La route pour se rendre sur les lieux est toute récente. C’est la même qui mènera au futur aéroport de Ouagadougou, l’ancien se trouve en plein centre-ville. Blandine avait pu acquérir des terres il y a longtemps, alors que les prix étaient au plus bas et la demande inexistante. Cette période est révolue. De grands propriétaires terriens ont acquis d’immenses domaines qui entourent maintenant le site de Yélémani dont notamment Gilbert Diendéré, actuellement en procès pour le coup d’Etat de septembre 2015. Le maire de la ville a voulu reprendre les terres non mises en valeur mais il a dû faire machine arrière, tant les réactions de ces grands propriétaires se faisaient menaçantes.
Yélémani exploite deux terrains qui sont en même temps des sites de production bio-organiques et s’est construit peu à peu une clientèle. Mais je comprends vite que ce n’est qu’un des volets de l’association. La formation est au cœur de l’activité. L’un des sites est équipée d’une grande salle de cour et d’un tableau, avec des affiches pédagogiques. On y forme à différentes techniques d’enrichissement de la terre, de cultures différenciées, de fabrication d’engrais naturel organique. Ont été construits aussi un restaurant, qui devrait être inauguré le 8 mars, et une première chambre, à base de matériaux locaux, qui gardent la fraicheur, équipée de sanitaires pour loger les visiteurs. Les soutiens des ONG finissent toujours pas se tarir. Si elle veut poursuive son activité l’association se doit se trouver ses propres revenus.
Yélémani est aussi engagée dans différents collectifs, notamment celui contre les OGM. Suite à un accord avec le régime de Blaise Compaoré, ils avaient pris possession des champs de coton avant que le pouvoir ne se retourne contre MONSANTO.
Yélémani développe aussi une activité de sensibilisation sur la souveraineté alimentaire en direction des écoles dont l’une se trouve juste à côté d’un des deux sites de productions avec des supports pédagogiques qu’elle a elle-même réalisés.

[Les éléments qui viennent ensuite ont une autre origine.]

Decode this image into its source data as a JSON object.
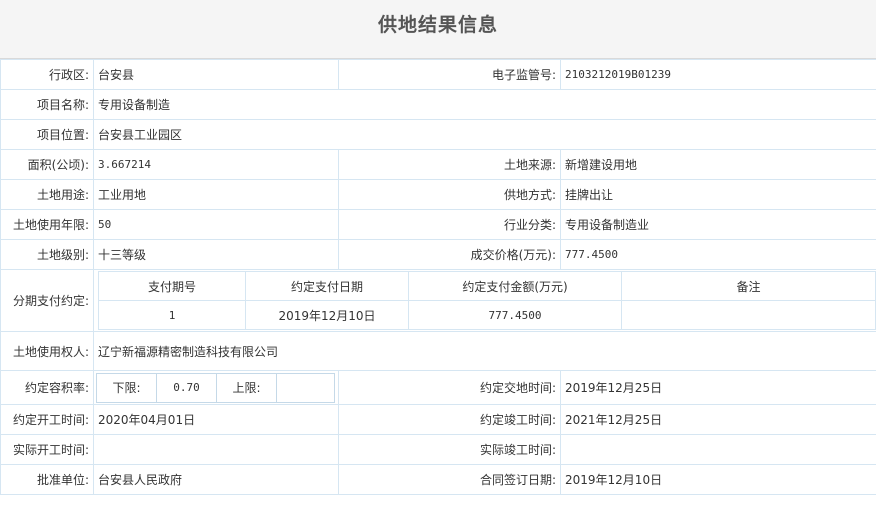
{
  "page": {
    "title": "供地结果信息"
  },
  "rows": {
    "district": {
      "label": "行政区:",
      "value": "台安县"
    },
    "supervision_no": {
      "label": "电子监管号:",
      "value": "2103212019B01239"
    },
    "project_name": {
      "label": "项目名称:",
      "value": "专用设备制造"
    },
    "project_location": {
      "label": "项目位置:",
      "value": "台安县工业园区"
    },
    "area": {
      "label": "面积(公顷):",
      "value": "3.667214"
    },
    "land_source": {
      "label": "土地来源:",
      "value": "新增建设用地"
    },
    "land_use": {
      "label": "土地用途:",
      "value": "工业用地"
    },
    "supply_method": {
      "label": "供地方式:",
      "value": "挂牌出让"
    },
    "use_years": {
      "label": "土地使用年限:",
      "value": "50"
    },
    "industry": {
      "label": "行业分类:",
      "value": "专用设备制造业"
    },
    "land_grade": {
      "label": "土地级别:",
      "value": "十三等级"
    },
    "price": {
      "label": "成交价格(万元):",
      "value": "777.4500"
    },
    "installment": {
      "label": "分期支付约定:",
      "headers": [
        "支付期号",
        "约定支付日期",
        "约定支付金额(万元)",
        "备注"
      ],
      "rows": [
        [
          "1",
          "2019年12月10日",
          "777.4500",
          ""
        ]
      ]
    },
    "land_user": {
      "label": "土地使用权人:",
      "value": "辽宁新福源精密制造科技有限公司"
    },
    "far": {
      "label": "约定容积率:",
      "lower_label": "下限:",
      "lower_value": "0.70",
      "upper_label": "上限:",
      "upper_value": ""
    },
    "handover_time": {
      "label": "约定交地时间:",
      "value": "2019年12月25日"
    },
    "start_time": {
      "label": "约定开工时间:",
      "value": "2020年04月01日"
    },
    "finish_time": {
      "label": "约定竣工时间:",
      "value": "2021年12月25日"
    },
    "actual_start": {
      "label": "实际开工时间:",
      "value": ""
    },
    "actual_finish": {
      "label": "实际竣工时间:",
      "value": ""
    },
    "approval_unit": {
      "label": "批准单位:",
      "value": "台安县人民政府"
    },
    "contract_date": {
      "label": "合同签订日期:",
      "value": "2019年12月10日"
    }
  }
}
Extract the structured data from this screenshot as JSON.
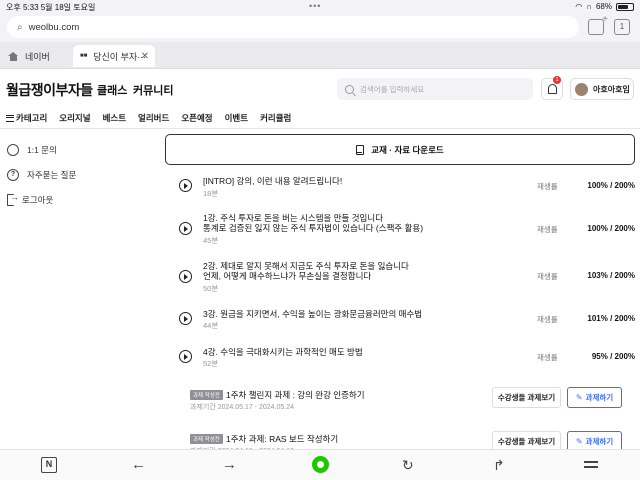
{
  "statusbar": {
    "time_date": "오후 5:33   5월 18일 토요일",
    "battery_text": "68%",
    "battery_level": 0.68,
    "dots": "•••"
  },
  "browser": {
    "url": "weolbu.com",
    "tab_count": "1",
    "tabs": [
      {
        "label": "네이버"
      },
      {
        "label": "당신이 부자···"
      }
    ]
  },
  "header": {
    "brand": "월급쟁이부자들",
    "nav": [
      "클래스",
      "커뮤니티"
    ],
    "search_placeholder": "검색어를 입력하세요",
    "notification_count": "1",
    "username": "아호아호임"
  },
  "category_nav": [
    "카테고리",
    "오리지널",
    "베스트",
    "얼리버드",
    "오픈예정",
    "이벤트",
    "커리큘럼"
  ],
  "sidebar": [
    {
      "label": "1:1 문의",
      "icon": "chat-icon"
    },
    {
      "label": "자주묻는 질문",
      "icon": "help-icon"
    },
    {
      "label": "로그아웃",
      "icon": "logout-icon"
    }
  ],
  "download_button": "교재 · 자료 다운로드",
  "rate_label": "재생률",
  "lessons": [
    {
      "title": [
        "[INTRO] 강의, 이런 내용 알려드립니다!"
      ],
      "duration": "18분",
      "rate": "100% / 200%"
    },
    {
      "title": [
        "1강. 주식 투자로 돈을 버는 시스템을 만들 것입니다",
        "통계로 검증된 잃지 않는 주식 투자법이 있습니다 (스팩주 활용)"
      ],
      "duration": "45분",
      "rate": "100% / 200%"
    },
    {
      "title": [
        "2강. 제대로 알지 못해서 지금도 주식 투자로 돈을 잃습니다",
        "언제, 어떻게 매수하느냐가 무손실을 결정합니다"
      ],
      "duration": "50분",
      "rate": "103% / 200%"
    },
    {
      "title": [
        "3강. 원금을 지키면서, 수익을 높이는 광화문금융러만의 매수법"
      ],
      "duration": "44분",
      "rate": "101% / 200%"
    },
    {
      "title": [
        "4강. 수익을 극대화시키는 과학적인 매도 방법"
      ],
      "duration": "52분",
      "rate": "95% / 200%"
    }
  ],
  "tasks": [
    {
      "tag": "과제 작성전",
      "title": "1주차 챌린지 과제 : 강의 완강 인증하기",
      "period": "과제기간 2024.05.17 - 2024.05.24",
      "peer_button": "수강생들 과제보기",
      "do_button": "과제하기"
    },
    {
      "tag": "과제 작성전",
      "title": "1주차 과제: RAS 보드 작성하기",
      "period": "과제기간 2024.04.19 - 2024.04.19",
      "peer_button": "수강생들 과제보기",
      "do_button": "과제하기"
    }
  ],
  "toolbar": {
    "n_icon": "N",
    "back": "←",
    "forward": "→",
    "reload": "↻",
    "share": "↱"
  }
}
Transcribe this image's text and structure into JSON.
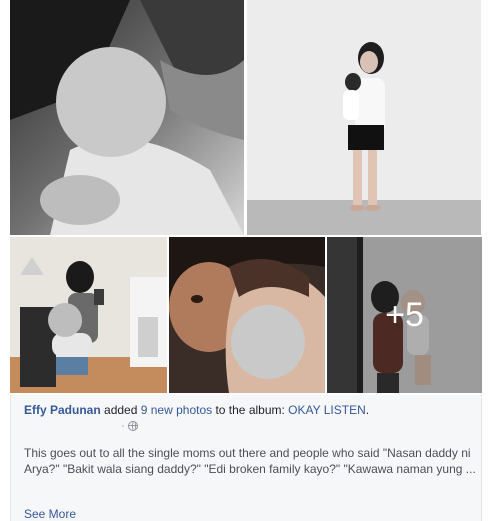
{
  "album_grid": {
    "photos": [
      {
        "name": "photo-1",
        "alt_icon": "photo"
      },
      {
        "name": "photo-2",
        "alt_icon": "photo"
      },
      {
        "name": "photo-3",
        "alt_icon": "photo"
      },
      {
        "name": "photo-4",
        "alt_icon": "photo"
      },
      {
        "name": "photo-5",
        "alt_icon": "photo"
      }
    ],
    "more_count_label": "+5"
  },
  "story": {
    "author": "Effy Padunan",
    "verb": " added ",
    "photo_count_link": "9 new photos",
    "middle_text": " to the album: ",
    "album_link": "OKAY LISTEN",
    "end_punct": ".",
    "meta_separator": "·",
    "privacy_icon": "globe-icon"
  },
  "caption": {
    "text": "This goes out to all the single moms out there and people who said \"Nasan daddy ni Arya?\" \"Bakit wala siang daddy?\" \"Edi broken family kayo?\" \"Kawawa naman yung ...",
    "see_more": "See More"
  },
  "colors": {
    "link": "#365899",
    "panel_bg": "#f6f7f9",
    "meta": "#90949c"
  }
}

L’échange est instructif. Blandine me confie son souci de mieux partager cette expérience qui a connu plusieurs étapes. Une étude scientifique historique lui parait souhaitable. Yelemani a connu des changements, des réorientations du fait d’erreur et donc une accumulation d’expériences toutes aussi riches les unes que les autres. Par exemple des partenaires qui finançaient momentanément les projets, ont souhaité y insérer leur propres objectifs et imposer des contraintes comme par exemple une main d’œuvre issue d’un type de population inadaptée.
La terre de cette région proche de Ouagadougou me semble particulièrement sèche sans doute du fait de la déforestation et ses petites étendues de verdure cultivées peuvent apparaitre comme un exemple à suivre. Mais l’agro-biologie demande beaucoup d’effort, de travail. D’où une grande activité déployée pour sensibiliser la population rurale à ce type d’agriculture protectrice de l’environnement.

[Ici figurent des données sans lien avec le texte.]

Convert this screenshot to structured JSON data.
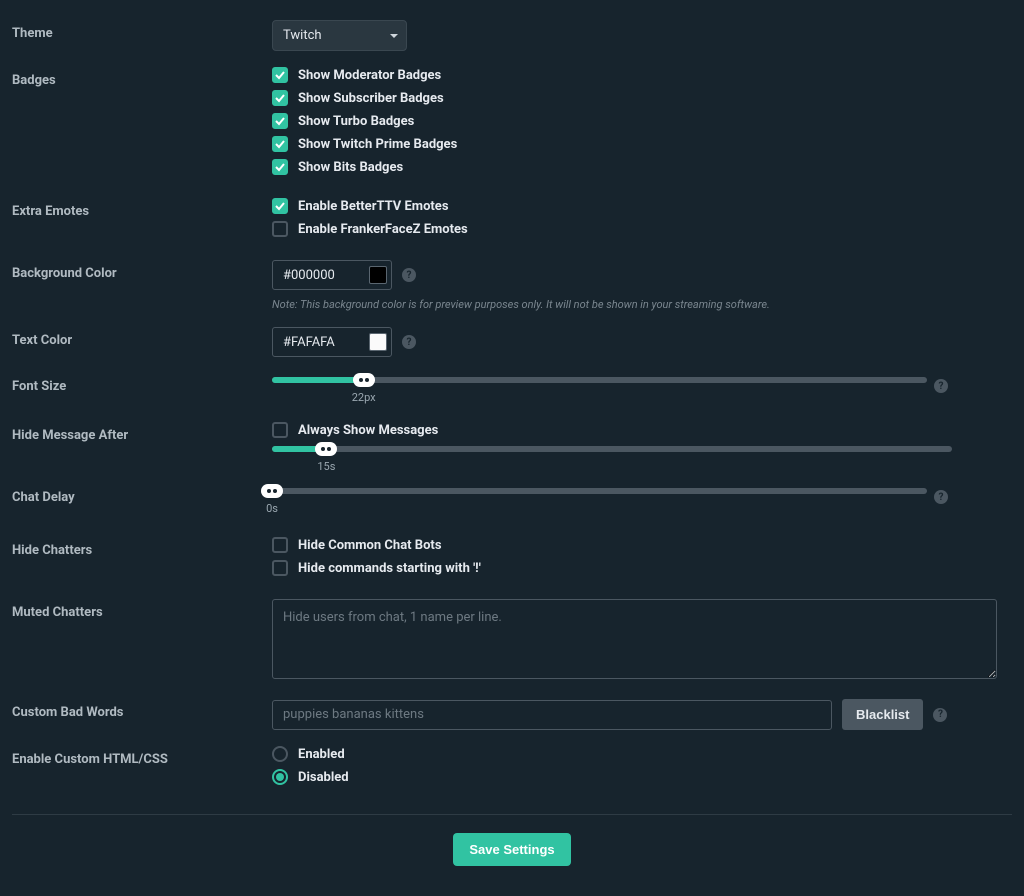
{
  "theme": {
    "label": "Theme",
    "value": "Twitch"
  },
  "badges": {
    "label": "Badges",
    "items": [
      {
        "label": "Show Moderator Badges",
        "checked": true
      },
      {
        "label": "Show Subscriber Badges",
        "checked": true
      },
      {
        "label": "Show Turbo Badges",
        "checked": true
      },
      {
        "label": "Show Twitch Prime Badges",
        "checked": true
      },
      {
        "label": "Show Bits Badges",
        "checked": true
      }
    ]
  },
  "extra_emotes": {
    "label": "Extra Emotes",
    "items": [
      {
        "label": "Enable BetterTTV Emotes",
        "checked": true
      },
      {
        "label": "Enable FrankerFaceZ Emotes",
        "checked": false
      }
    ]
  },
  "bg_color": {
    "label": "Background Color",
    "value": "#000000",
    "swatch": "#000000",
    "note": "Note: This background color is for preview purposes only. It will not be shown in your streaming software."
  },
  "text_color": {
    "label": "Text Color",
    "value": "#FAFAFA",
    "swatch": "#FAFAFA"
  },
  "font_size": {
    "label": "Font Size",
    "value_label": "22px",
    "percent": 14
  },
  "hide_after": {
    "label": "Hide Message After",
    "always_show": {
      "label": "Always Show Messages",
      "checked": false
    },
    "value_label": "15s",
    "percent": 8
  },
  "chat_delay": {
    "label": "Chat Delay",
    "value_label": "0s",
    "percent": 0
  },
  "hide_chatters": {
    "label": "Hide Chatters",
    "items": [
      {
        "label": "Hide Common Chat Bots",
        "checked": false
      },
      {
        "label": "Hide commands starting with '!'",
        "checked": false
      }
    ]
  },
  "muted_chatters": {
    "label": "Muted Chatters",
    "placeholder": "Hide users from chat, 1 name per line."
  },
  "bad_words": {
    "label": "Custom Bad Words",
    "placeholder": "puppies bananas kittens",
    "button": "Blacklist"
  },
  "custom_html": {
    "label": "Enable Custom HTML/CSS",
    "enabled_label": "Enabled",
    "disabled_label": "Disabled",
    "value": "disabled"
  },
  "save_button": "Save Settings"
}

Nous évoquerons le Mémorial et le refus jusqu’ici du comité qui en a la charge, de prendre en compte les désirs de la famille de ne pas enterrer Thomas Sankara sur le lieu où il a été assassiné mais aussi où les tortionnaires au service de Blaise Compaoré ont pratiqué la torture. Certains membres du comité du Mémorial se répandent dans des déclarations déplacées tendant à dire que Thomas Sankara appartient à son pays et que peu importe la position de la famille. La douleur de Blandine est alors perceptible. La famille, qui a tant souffert, n’a toujours pas pu faire le deuil. Finalement la famille a été représentée à l’inauguration du lieu. Est-ce le signe d’un dénouement heureux ou juste un nouveau geste de bonne volonté de la famille toujours en l’attente qu’on tienne compte de ses souhaits.

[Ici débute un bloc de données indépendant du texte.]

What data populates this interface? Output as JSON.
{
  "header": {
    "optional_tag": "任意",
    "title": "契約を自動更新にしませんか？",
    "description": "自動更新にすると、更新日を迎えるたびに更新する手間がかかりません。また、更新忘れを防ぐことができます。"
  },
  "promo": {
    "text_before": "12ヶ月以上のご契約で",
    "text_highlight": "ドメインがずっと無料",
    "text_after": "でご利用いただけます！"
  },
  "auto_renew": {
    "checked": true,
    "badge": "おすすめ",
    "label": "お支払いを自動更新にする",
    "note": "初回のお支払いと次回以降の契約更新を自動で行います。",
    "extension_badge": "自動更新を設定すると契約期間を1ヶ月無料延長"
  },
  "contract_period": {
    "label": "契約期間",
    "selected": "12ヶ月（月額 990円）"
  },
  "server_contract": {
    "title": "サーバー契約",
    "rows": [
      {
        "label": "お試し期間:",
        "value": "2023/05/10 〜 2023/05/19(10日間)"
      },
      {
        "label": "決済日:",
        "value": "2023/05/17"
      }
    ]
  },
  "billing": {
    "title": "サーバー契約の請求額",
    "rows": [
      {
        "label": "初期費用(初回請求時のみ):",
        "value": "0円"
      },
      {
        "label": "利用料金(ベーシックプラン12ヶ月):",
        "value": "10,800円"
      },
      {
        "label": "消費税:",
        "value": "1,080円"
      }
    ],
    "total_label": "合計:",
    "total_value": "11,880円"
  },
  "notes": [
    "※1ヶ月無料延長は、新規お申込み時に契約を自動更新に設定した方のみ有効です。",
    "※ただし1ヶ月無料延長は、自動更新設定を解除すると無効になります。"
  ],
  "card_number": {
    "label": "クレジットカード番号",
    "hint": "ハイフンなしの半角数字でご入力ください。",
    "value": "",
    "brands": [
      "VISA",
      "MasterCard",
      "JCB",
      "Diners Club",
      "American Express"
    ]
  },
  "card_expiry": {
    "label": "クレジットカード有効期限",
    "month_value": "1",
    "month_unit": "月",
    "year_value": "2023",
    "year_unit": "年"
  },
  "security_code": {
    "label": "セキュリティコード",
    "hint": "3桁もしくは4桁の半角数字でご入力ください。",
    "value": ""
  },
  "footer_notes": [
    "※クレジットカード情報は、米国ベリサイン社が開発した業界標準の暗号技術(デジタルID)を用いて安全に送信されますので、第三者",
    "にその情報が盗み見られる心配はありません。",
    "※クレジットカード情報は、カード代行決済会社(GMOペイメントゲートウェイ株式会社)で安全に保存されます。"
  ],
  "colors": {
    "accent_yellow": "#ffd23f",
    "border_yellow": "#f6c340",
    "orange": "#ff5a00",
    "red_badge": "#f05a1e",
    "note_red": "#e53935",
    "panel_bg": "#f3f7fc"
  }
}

CASTEL impose l’interdiction de jus de fruits locaux à la foire commerciale du FESPACO
La proximité du FESPACO (Festival panafricain du cinéma de Ouagadougou) et l’attrait qu’allait constituer la foire commerciale était une excellente opportunité pour valoriser les produits locaux. Blandine s’apprêtait à louer un local pour vendre des jeux de fruits locaux. C’était sans compter sur des impératifs de certains bailleurs qui dictent leur loi aux organisateurs du festival. CASTEL, qui détient le quasi-monopole des boissons mises en bouteille et distribuées au Burkina, finance en partie, très modestement, selon ce qu’on me dit, le FESPACO. L’entreprise s’est permis d’exiger l’exclusivité de la vente des boissons sur le site officiel du festival. Exit donc les boissons fabriquées à base de produits locaux.
Et gare à ceux qui refusent d’obtempérer ! Blandine me raconte que lors du dernier FESPACO, des vendeurs de boissons locales avaient déjà dû déménager. Alors qu’ils étaient déjà installés !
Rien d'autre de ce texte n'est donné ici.